Well, most importantly, you can talk to your former partner. You can both talk directly, without going through your lawyers. You can talk in a fairly low-key setting, without the unavoidable formality of a court. Your conversation is entirely private and won’t be repeated.
You may wonder why this is important, and surely agreeing who the children are staying with at half-term is the thing you need to sort out? Communicating with your former partner is important as it helps you to discuss the issues and work towards a solution. Sharing your feelings and your perspective can help you to move forward. It can also help your former partner to better understand your feelings. The mediator may be able to help both of you to think about these feelings and how important they could be to the situation. You may be reluctant for your child to meet your ex-spouse’s new partner. Raising this issue in mediation can be a way for both of you to acknowledge your concerns and feelings and in turn address it as part of the resolution.
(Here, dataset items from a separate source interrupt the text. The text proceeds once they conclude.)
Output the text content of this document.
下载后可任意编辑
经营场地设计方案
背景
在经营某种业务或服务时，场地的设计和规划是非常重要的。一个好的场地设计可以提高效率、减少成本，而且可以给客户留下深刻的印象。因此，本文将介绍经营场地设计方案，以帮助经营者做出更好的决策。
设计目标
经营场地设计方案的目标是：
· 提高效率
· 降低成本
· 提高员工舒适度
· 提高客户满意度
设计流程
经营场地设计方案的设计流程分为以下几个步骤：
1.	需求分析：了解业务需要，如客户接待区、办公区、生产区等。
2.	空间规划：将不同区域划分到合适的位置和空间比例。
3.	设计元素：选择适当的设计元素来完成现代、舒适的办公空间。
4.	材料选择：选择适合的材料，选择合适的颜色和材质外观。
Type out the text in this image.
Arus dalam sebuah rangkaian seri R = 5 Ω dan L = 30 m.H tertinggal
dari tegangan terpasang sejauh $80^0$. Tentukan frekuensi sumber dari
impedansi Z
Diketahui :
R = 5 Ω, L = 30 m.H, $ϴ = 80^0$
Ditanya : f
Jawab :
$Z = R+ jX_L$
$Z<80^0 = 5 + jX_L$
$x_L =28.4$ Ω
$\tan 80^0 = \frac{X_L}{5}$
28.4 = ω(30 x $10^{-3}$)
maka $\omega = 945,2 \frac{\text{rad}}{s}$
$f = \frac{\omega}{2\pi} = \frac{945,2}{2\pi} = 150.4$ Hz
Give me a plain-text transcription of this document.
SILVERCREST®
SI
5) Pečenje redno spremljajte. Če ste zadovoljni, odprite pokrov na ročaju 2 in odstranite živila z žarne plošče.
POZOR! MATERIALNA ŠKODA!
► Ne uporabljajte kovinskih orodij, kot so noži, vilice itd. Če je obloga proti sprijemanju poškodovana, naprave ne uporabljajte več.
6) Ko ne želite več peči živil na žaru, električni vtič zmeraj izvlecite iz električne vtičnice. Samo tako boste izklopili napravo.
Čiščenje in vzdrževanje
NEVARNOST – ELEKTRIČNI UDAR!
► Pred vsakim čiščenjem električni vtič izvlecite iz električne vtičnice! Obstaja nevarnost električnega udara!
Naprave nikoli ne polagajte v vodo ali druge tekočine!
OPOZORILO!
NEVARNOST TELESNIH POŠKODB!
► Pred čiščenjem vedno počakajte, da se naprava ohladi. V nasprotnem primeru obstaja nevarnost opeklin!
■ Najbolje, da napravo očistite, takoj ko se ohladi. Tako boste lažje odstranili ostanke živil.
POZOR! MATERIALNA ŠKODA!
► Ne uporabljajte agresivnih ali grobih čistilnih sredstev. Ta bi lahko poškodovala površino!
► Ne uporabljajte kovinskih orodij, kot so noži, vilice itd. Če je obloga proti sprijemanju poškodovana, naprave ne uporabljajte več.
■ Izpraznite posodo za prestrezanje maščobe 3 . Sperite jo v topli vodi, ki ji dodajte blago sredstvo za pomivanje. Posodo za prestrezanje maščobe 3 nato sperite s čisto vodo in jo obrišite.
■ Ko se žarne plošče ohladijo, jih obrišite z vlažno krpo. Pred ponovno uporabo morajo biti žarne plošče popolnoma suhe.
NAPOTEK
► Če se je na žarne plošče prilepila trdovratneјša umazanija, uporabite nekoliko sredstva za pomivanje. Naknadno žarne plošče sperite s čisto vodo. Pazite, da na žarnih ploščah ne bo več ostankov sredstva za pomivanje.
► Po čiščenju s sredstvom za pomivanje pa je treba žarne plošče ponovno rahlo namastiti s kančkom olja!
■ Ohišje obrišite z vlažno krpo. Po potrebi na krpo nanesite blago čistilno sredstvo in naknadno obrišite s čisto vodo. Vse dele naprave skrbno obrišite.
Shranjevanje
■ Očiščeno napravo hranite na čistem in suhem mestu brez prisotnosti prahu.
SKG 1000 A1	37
Many people understandably want their “day in court” as part of a process where they get to say everything they want to say. The reality is that a court process is very formal and that individuals don’t do much talking. Their lawyers and written witness statements usually do this for them. Family Court judges always do their best to as welcoming, helpful and to tone down the formality of a court, but the process of going to court can be fairly inflexible.
Mediation can be your personalised training programme to help both of you improve the way you communicate with each other and manage tensions between you. It can also help you to identify your needs and explain these, rather than just saying “This is my position”. Exploring these needs and interests in a private setting can help both of you to work out a solution you agree with. This discussion, and any mutually compatible solution, is one which you create.
Mediation can help both of you to focus on your role as parents. Although you have divorced or separated or dissolved your partnership, you're still parents to your children. Whether you agree a solution or a court orders one for you, you will still need to talk to each other to make that work. Talking in mediation can help you to make that work in the best for you and your kids.